По рассказам людей, знавших Кузмина и Юрия Ивановича Юркуна, они встретились по дороге в Киев, где Юркун играл в каком-то оркестре. Мы не можем с полной уверенностью сказать, так ли это было на самом деле, но зато точно известно, что этот совсем молодой человек (он родился 17 сентября 1895 года, и, стало быть, к моменту встречи с Кузминым ему не было еще и восемнадцати лет) на долгие годы стал спутником поэта и его ближайшим другом, несмотря на самые различные перипетии судьбы, время от времени пытавшиеся их разлучить.

В жизни Юркуна довольно много загадочного, о чем мы пока не знаем. Не очень понятно, почему он носил два имени: Юрий и Осип (Иосиф). По одной из существующих версий, «Юрочкой» его стал называть Кузмин, что косвенно подтверждается и дневником: сначала он именуется только по фамилии, потом появляется сходное по созвучию прозвище «Юрка», а потом уже его ласкательный вариант — Юрочка. Не вполне ясно, как он попал в столицу и что в действительности там делал. О. Н. Арбенина постаралась составить что-то вроде конспекта жизни Юркуна до его встречи с Кузминым: «Мать Юры отдала его в какой-то иезуитский пансион <…> Юра убежал из „монастыря“ и перешел на военный строй… Тут у него был <…> какой-то вроде унтера, <…> Юра любил его, но тоже сбежал, и начались его странствования, — одна из „остановок“ после Вильны была — Киев. <…> И когда Юра стал актером с нелепым псевдонимом „Монгандри“? <…> Было ли это мимолетно или более длительно — это его актерское призвание? <…> Как началась его линия поведения, дававшая право считать его анормальным? — я этого не замечала никогда. По его рассказам, он был темпераментный мальчик, и на него одновременно произвели одинаковое впечатление — довольно рано — какие-то отношения с взрослой тетей и знакомым студентом»[441]. Как видим, и здесь больше вопросов, чем ответов.

В записях марта 1913 года Кузмин описывает, как он посещал гостиницу, где Юркун жил в одной комнате с неким Гри-Гри, но о роде их занятий ничего не сказано. Довольно темны намеки Кузмина на то, что у Юркуна в это время был серьезный роман с женой Ауслендера[442]. Ничего не известно о начале творчества Юркуна, хотя в 1914–1917 годах он выпустил отдельными изданиями две довольно большие повести и целый сборник рассказов, а в 1920-е годы продолжал усиленно писать, хотя почти не печатался.

В качестве гипотезы, отталкивающейся от немногих известных нам фактов, предлагаем такую версию: знакомство и начало отношений Кузмина с Юркуном вызвали неудовольствие его друзей, с которыми он был теперь довольно близко связан и от которых отчасти зависел. 20 июня 1913 года в дневнике следует запись: «Сегодня случилось нечто совершенно неожиданное.
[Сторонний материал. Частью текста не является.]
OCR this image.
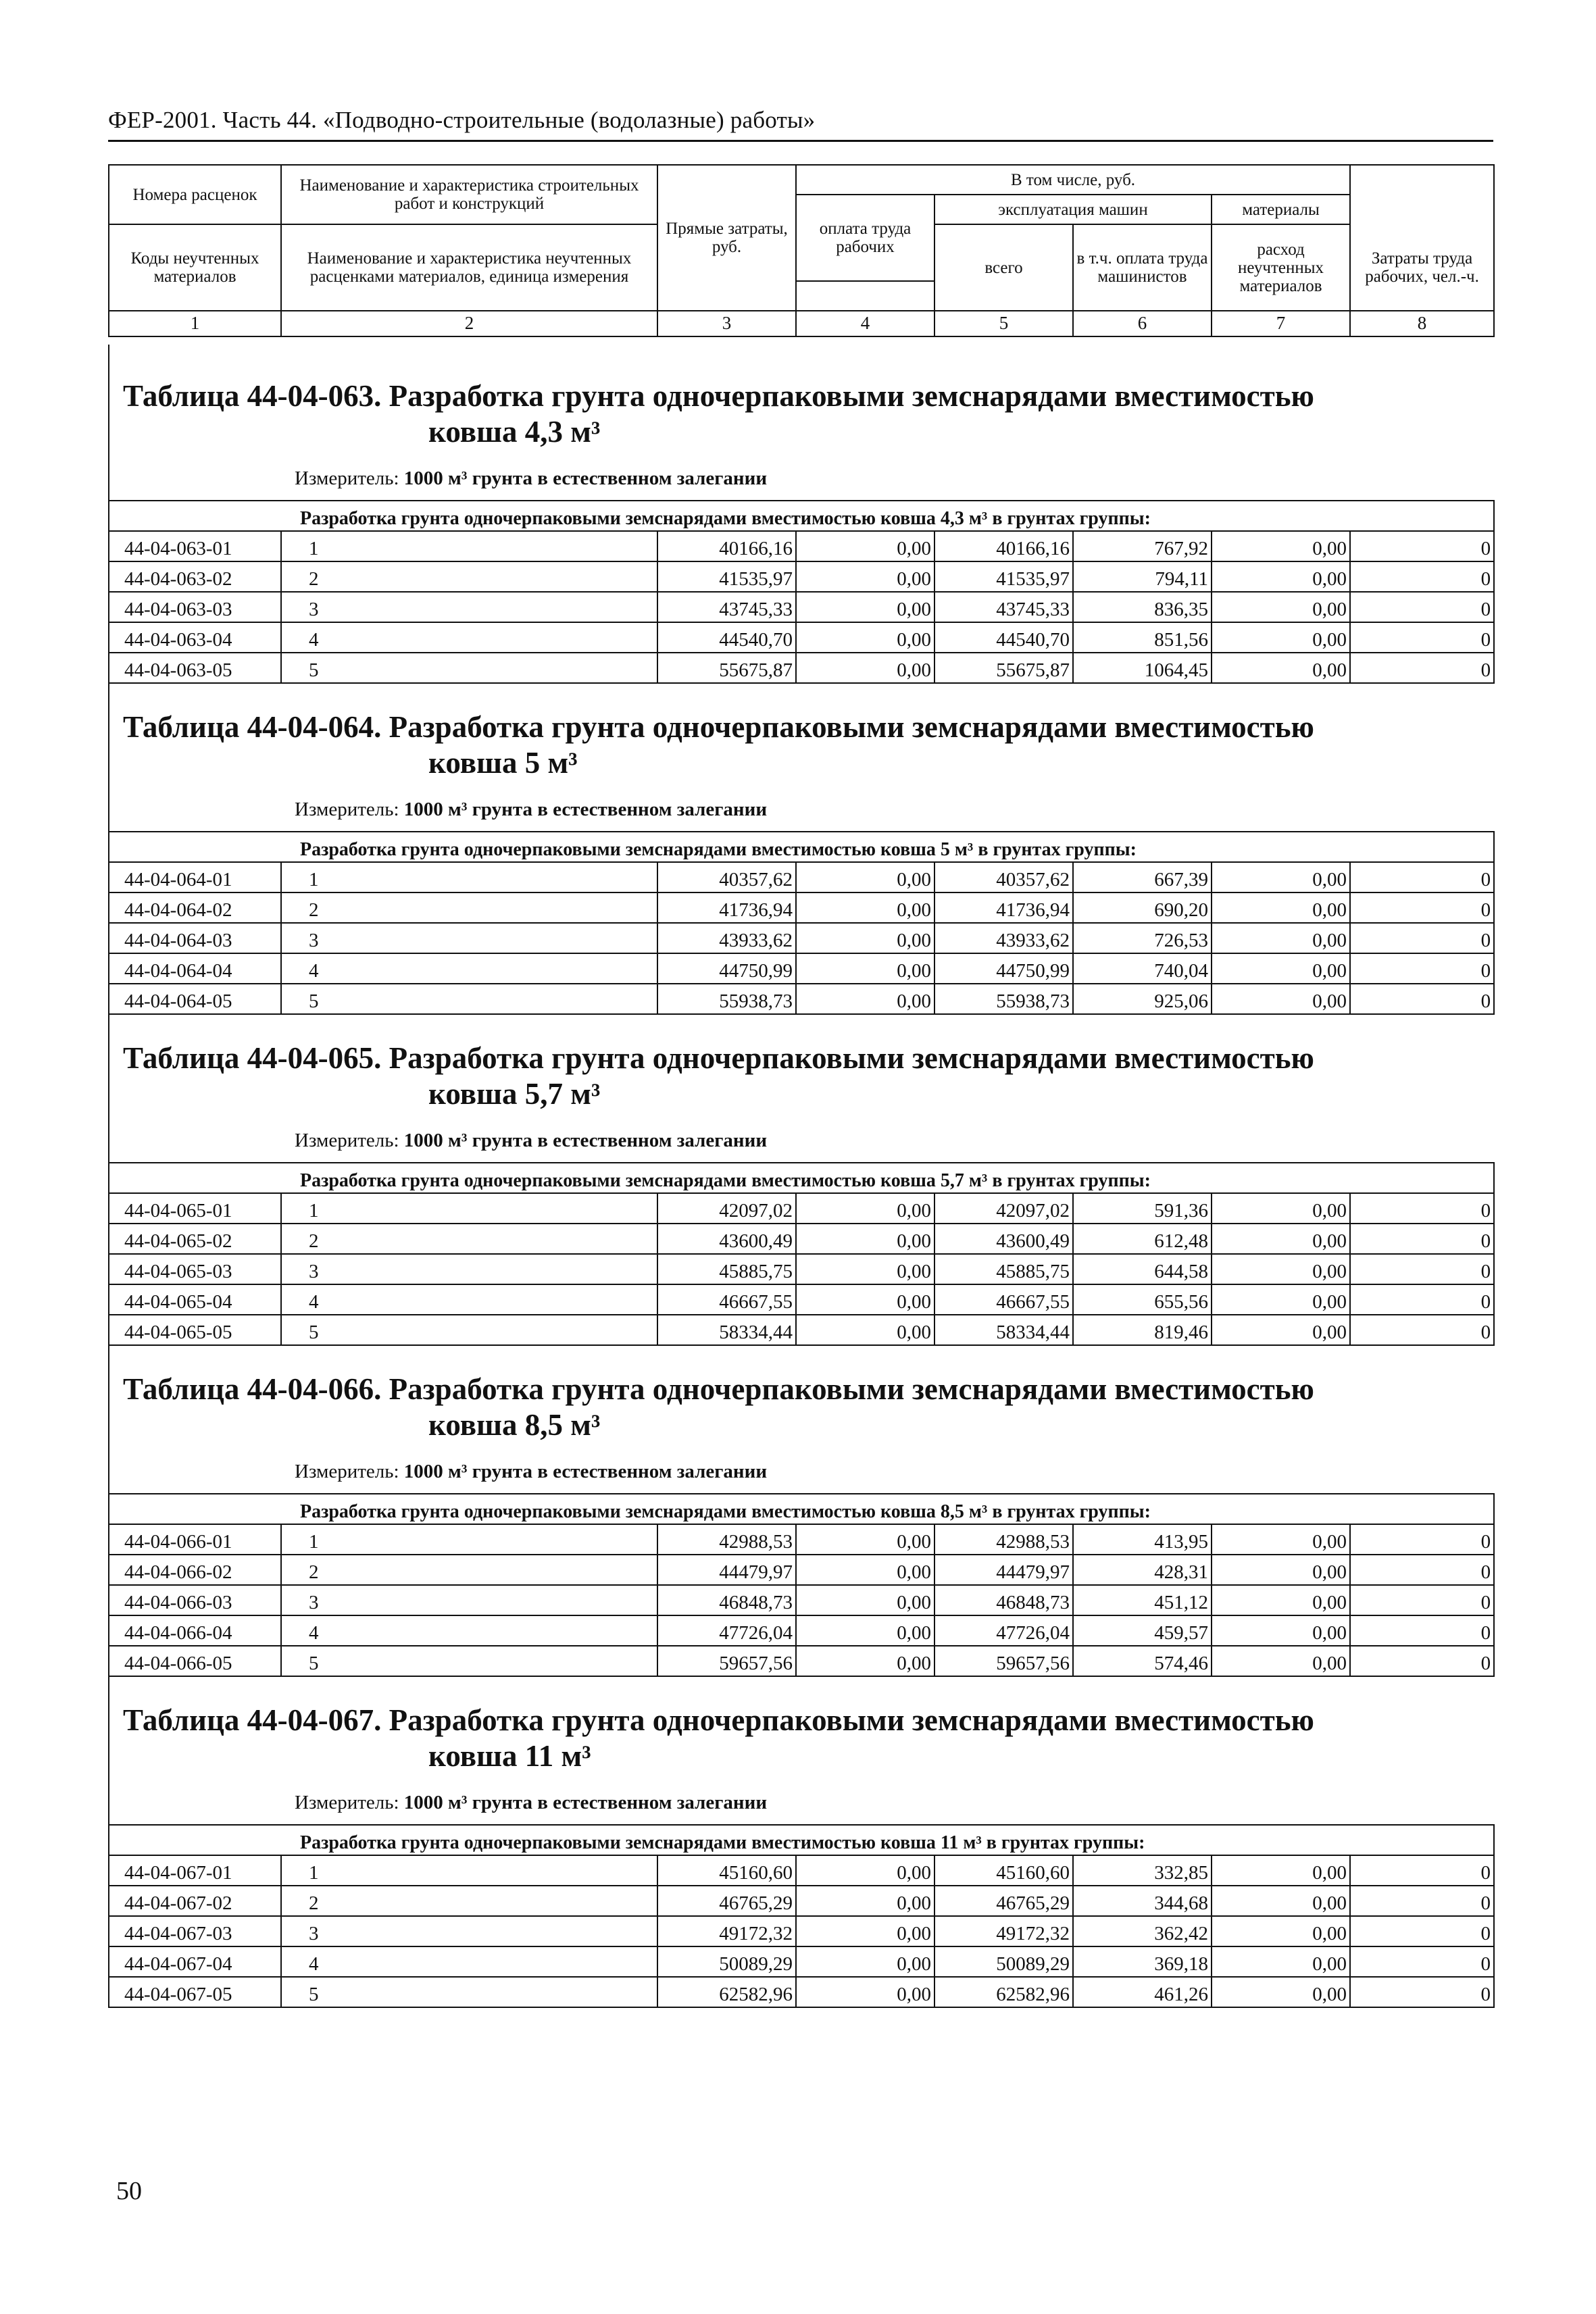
ФЕР-2001. Часть 44. «Подводно-строительные (водолазные) работы»
Номера расценок	Наименование и характеристика строительных работ и конструкций	Прямые затраты, руб.	В том числе, руб.				
			оплата труда рабочих	эксплуатация машин		материалы	
Коды неучтенных материалов	Наименование и характеристика неучтенных расценками материалов, единица измерения			всего	в т.ч. оплата труда машинистов	расход неучтенных материалов	Затраты труда рабочих, чел.-ч.

1	2	3	4	5	6	7	8
Таблица 44-04-063. Разработка грунта одночерпаковыми земснарядами вместимостью
ковша 4,3 м³
Измеритель: 1000 м³ грунта в естественном залегании
Разработка грунта одночерпаковыми земснарядами вместимостью ковша 4,3 м³ в грунтах группы:							
44-04-063-01	1	40166,16	0,00	40166,16	767,92	0,00	0
44-04-063-02	2	41535,97	0,00	41535,97	794,11	0,00	0
44-04-063-03	3	43745,33	0,00	43745,33	836,35	0,00	0
44-04-063-04	4	44540,70	0,00	44540,70	851,56	0,00	0
44-04-063-05	5	55675,87	0,00	55675,87	1064,45	0,00	0
Таблица 44-04-064. Разработка грунта одночерпаковыми земснарядами вместимостью
ковша 5 м³
Измеритель: 1000 м³ грунта в естественном залегании
Разработка грунта одночерпаковыми земснарядами вместимостью ковша 5 м³ в грунтах группы:							
44-04-064-01	1	40357,62	0,00	40357,62	667,39	0,00	0
44-04-064-02	2	41736,94	0,00	41736,94	690,20	0,00	0
44-04-064-03	3	43933,62	0,00	43933,62	726,53	0,00	0
44-04-064-04	4	44750,99	0,00	44750,99	740,04	0,00	0
44-04-064-05	5	55938,73	0,00	55938,73	925,06	0,00	0
Таблица 44-04-065. Разработка грунта одночерпаковыми земснарядами вместимостью
ковша 5,7 м³
Измеритель: 1000 м³ грунта в естественном залегании
Разработка грунта одночерпаковыми земснарядами вместимостью ковша 5,7 м³ в грунтах группы:							
44-04-065-01	1	42097,02	0,00	42097,02	591,36	0,00	0
44-04-065-02	2	43600,49	0,00	43600,49	612,48	0,00	0
44-04-065-03	3	45885,75	0,00	45885,75	644,58	0,00	0
44-04-065-04	4	46667,55	0,00	46667,55	655,56	0,00	0
44-04-065-05	5	58334,44	0,00	58334,44	819,46	0,00	0
Таблица 44-04-066. Разработка грунта одночерпаковыми земснарядами вместимостью
ковша 8,5 м³
Измеритель: 1000 м³ грунта в естественном залегании
Разработка грунта одночерпаковыми земснарядами вместимостью ковша 8,5 м³ в грунтах группы:							
44-04-066-01	1	42988,53	0,00	42988,53	413,95	0,00	0
44-04-066-02	2	44479,97	0,00	44479,97	428,31	0,00	0
44-04-066-03	3	46848,73	0,00	46848,73	451,12	0,00	0
44-04-066-04	4	47726,04	0,00	47726,04	459,57	0,00	0
44-04-066-05	5	59657,56	0,00	59657,56	574,46	0,00	0
Таблица 44-04-067. Разработка грунта одночерпаковыми земснарядами вместимостью
ковша 11 м³
Измеритель: 1000 м³ грунта в естественном залегании
Разработка грунта одночерпаковыми земснарядами вместимостью ковша 11 м³ в грунтах группы:							
44-04-067-01	1	45160,60	0,00	45160,60	332,85	0,00	0
44-04-067-02	2	46765,29	0,00	46765,29	344,68	0,00	0
44-04-067-03	3	49172,32	0,00	49172,32	362,42	0,00	0
44-04-067-04	4	50089,29	0,00	50089,29	369,18	0,00	0
44-04-067-05	5	62582,96	0,00	62582,96	461,26	0,00	0
50
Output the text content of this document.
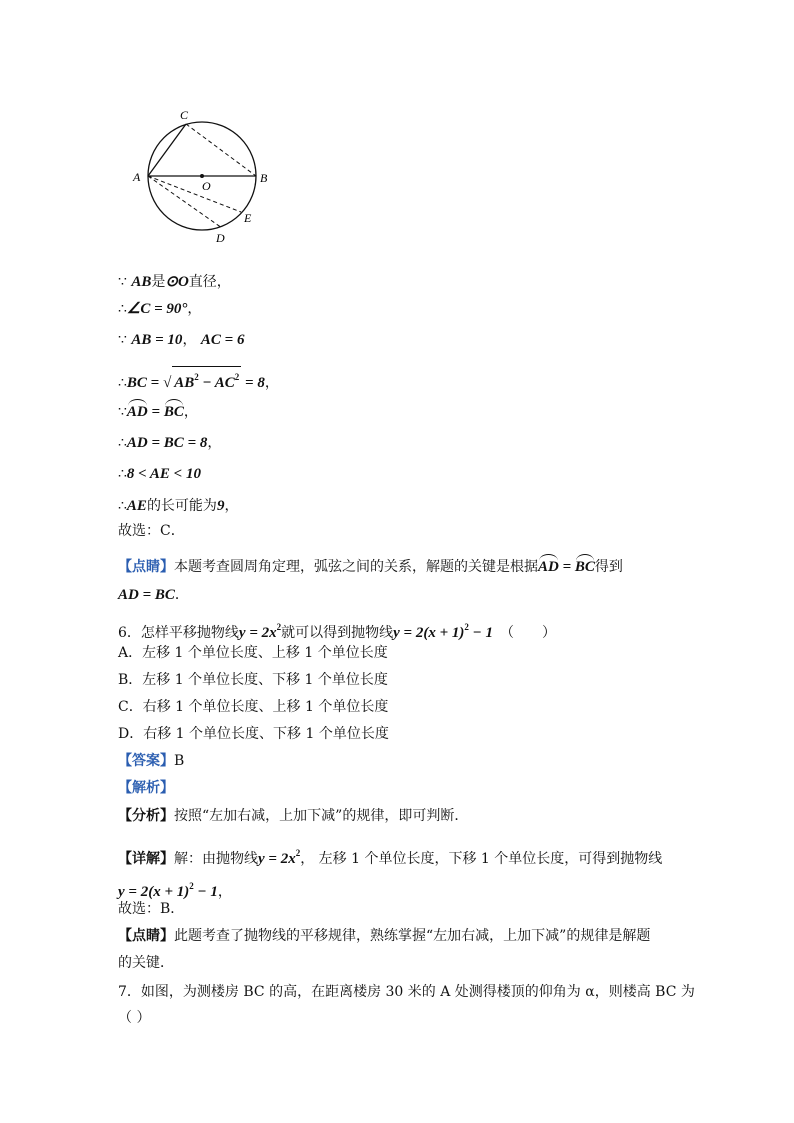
C
A
O
B
E
D
∵ AB是⊙O直径，
∴∠C = 90°，
∵ AB = 10， AC = 6
∴BC = √ $AB^2 - AC^2 = 8$，
∵AD = BC，
∴AD = BC = 8，
∴8 < AE < 10
∴AE的长可能为9，
故选：C．
【点睛】本题考查圆周角定理，弧弦之间的关系，解题的关键是根据AD = BC得到
AD = BC．
6．怎样平移抛物线$y = 2x^2$就可以得到抛物线$y = 2(x + 1)^2 - 1$　 （　　）
A．左移 1 个单位长度、上移 1 个单位长度
B．左移 1 个单位长度、下移 1 个单位长度
C．右移 1 个单位长度、上移 1 个单位长度
D．右移 1 个单位长度、下移 1 个单位长度
【答案】B
【解析】
【分析】按照“左加右减，上加下减”的规律，即可判断．
【详解】解：由抛物线$y = 2x^2$， 左移 1 个单位长度，下移 1 个单位长度，可得到抛物线
$y = 2(x + 1)^2 - 1$，
故选：B．
【点睛】此题考查了抛物线的平移规律，熟练掌握“左加右减，上加下减”的规律是解题
的关键．
7．如图，为测楼房 BC 的高，在距离楼房 30 米的 A 处测得楼顶的仰角为 α，则楼高 BC 为
（ ）
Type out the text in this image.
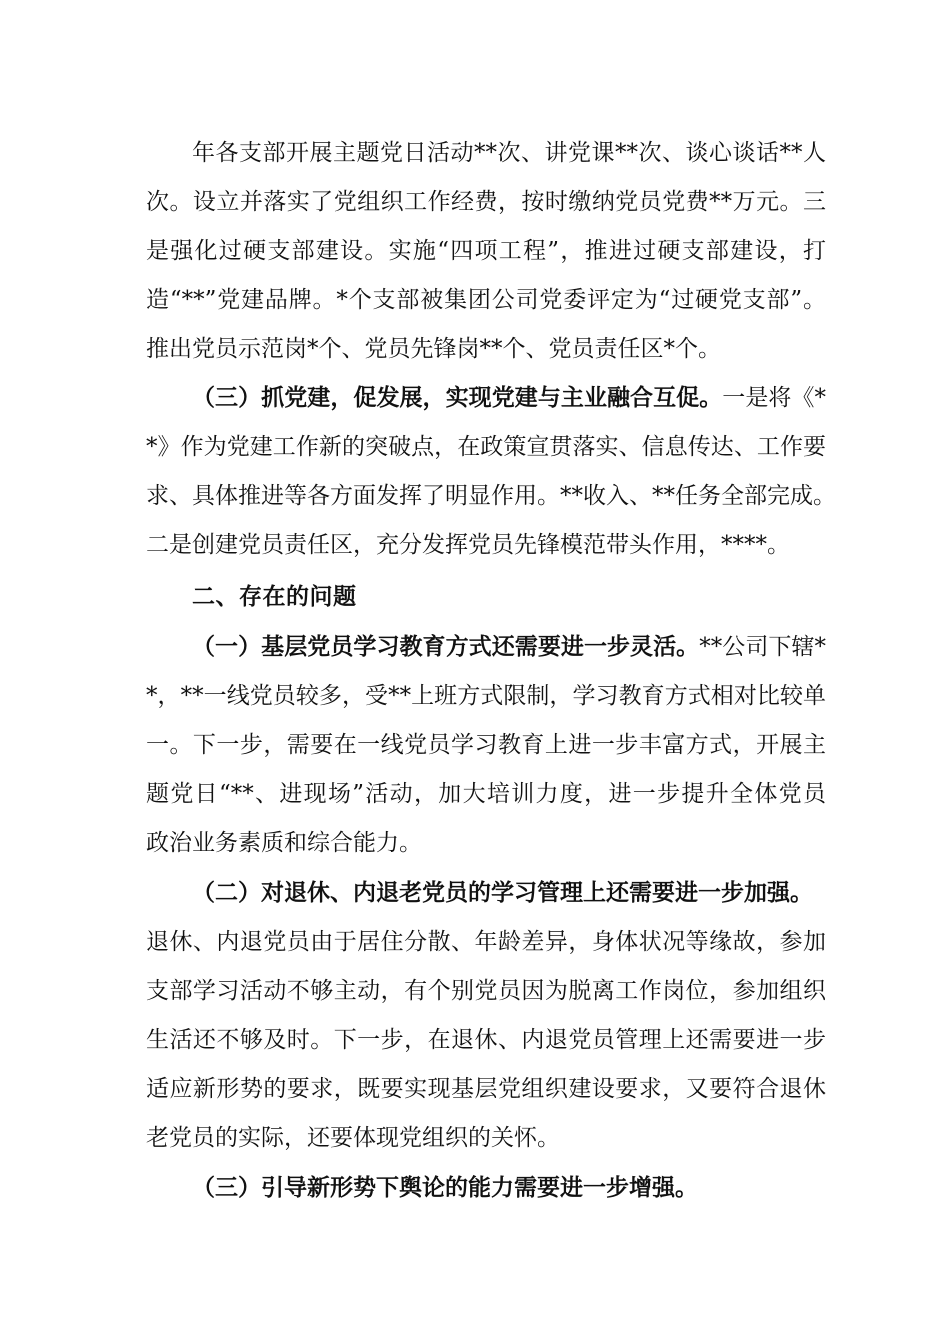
年各支部开展主题党日活动**次、讲党课**次、谈心谈话**人
次。设立并落实了党组织工作经费，按时缴纳党员党费**万元。三
是强化过硬支部建设。实施“四项工程”，推进过硬支部建设，打
造“**”党建品牌。*个支部被集团公司党委评定为“过硬党支部”。
推出党员示范岗*个、党员先锋岗**个、党员责任区*个。
（三）抓党建，促发展，实现党建与主业融合互促。一是将《*
*》作为党建工作新的突破点，在政策宣贯落实、信息传达、工作要
求、具体推进等各方面发挥了明显作用。**收入、**任务全部完成。
二是创建党员责任区，充分发挥党员先锋模范带头作用，****。
二、存在的问题
（一）基层党员学习教育方式还需要进一步灵活。**公司下辖*
*，**一线党员较多，受**上班方式限制，学习教育方式相对比较单
一。下一步，需要在一线党员学习教育上进一步丰富方式，开展主
题党日“**、进现场”活动，加大培训力度，进一步提升全体党员
政治业务素质和综合能力。
（二）对退休、内退老党员的学习管理上还需要进一步加强。
退休、内退党员由于居住分散、年龄差异，身体状况等缘故，参加
支部学习活动不够主动，有个别党员因为脱离工作岗位，参加组织
生活还不够及时。下一步，在退休、内退党员管理上还需要进一步
适应新形势的要求，既要实现基层党组织建设要求，又要符合退休
老党员的实际，还要体现党组织的关怀。
（三）引导新形势下舆论的能力需要进一步增强。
Я расстался с Юркуном. Все шло как всегда. Мы пришли, когда Жак <Я. Л. Израилевич> уже там был, отобедали; Жак с Евд<окией Аполлоновной Нагродской> поехали кататься и вечер<ом> к Ротиным. Мы пошли в кинемо, где видели Сахорет, и, вернувшись, нашли Каннег<исера>. Юрочка вел себя непозволительно, жаловался на болезни, ругался с юношей, рвал свои рукописи. Потом тот ушел, вернулся Жак, Юрочка удалился. Жак тогда сказал, что все знаком<ые> возмущены, что Юрк<ун> надо мною издевается, мои деньги тратит на девок, известен в полиции, меня не любит, злобен, порочен до мозга костей, меня не ценит и т. п., что не было для меня новостью. Предложил поговорить с ним завтра. Я согласился. Как, — никогда не видать Юрочки, не чувствовать его тела, потому что мои знакомые шокированы, какая глупость! а может быть, и свобода? И за что его мучить?»

Сделать такого человека своим открытым спутником Кузмин мог, только подняв если не до своего литературного ранга, то, во всяком случае, до ранга популярного беллетриста. Видимо, он сразу осознал необходимость этого и взялся за воспитание из молодого музыканта творческого человека. Юркун постоянно сопровождает его в «Бродячую собаку», дневник фиксирует совместное чтение Платона (как мы помним, излюбленного философа Кузмина), Кузмин пишет предисловие к повести Юркуна «Шведские перчатки» (1914), всячески пропагандирует его прозу, а потом живопись[443]. Судя по воспоминаниям современников Кузмина, с которыми удалось побеседовать одному из авторов, этот план ему вполне удался, и к 1930-м годам Юркун превратился если не в равного самому Кузмину по творческому и интеллектуальному потенциалу человека, то в серьезного и интересного собеседника, с которым приходилось всерьез считаться при любом разговоре.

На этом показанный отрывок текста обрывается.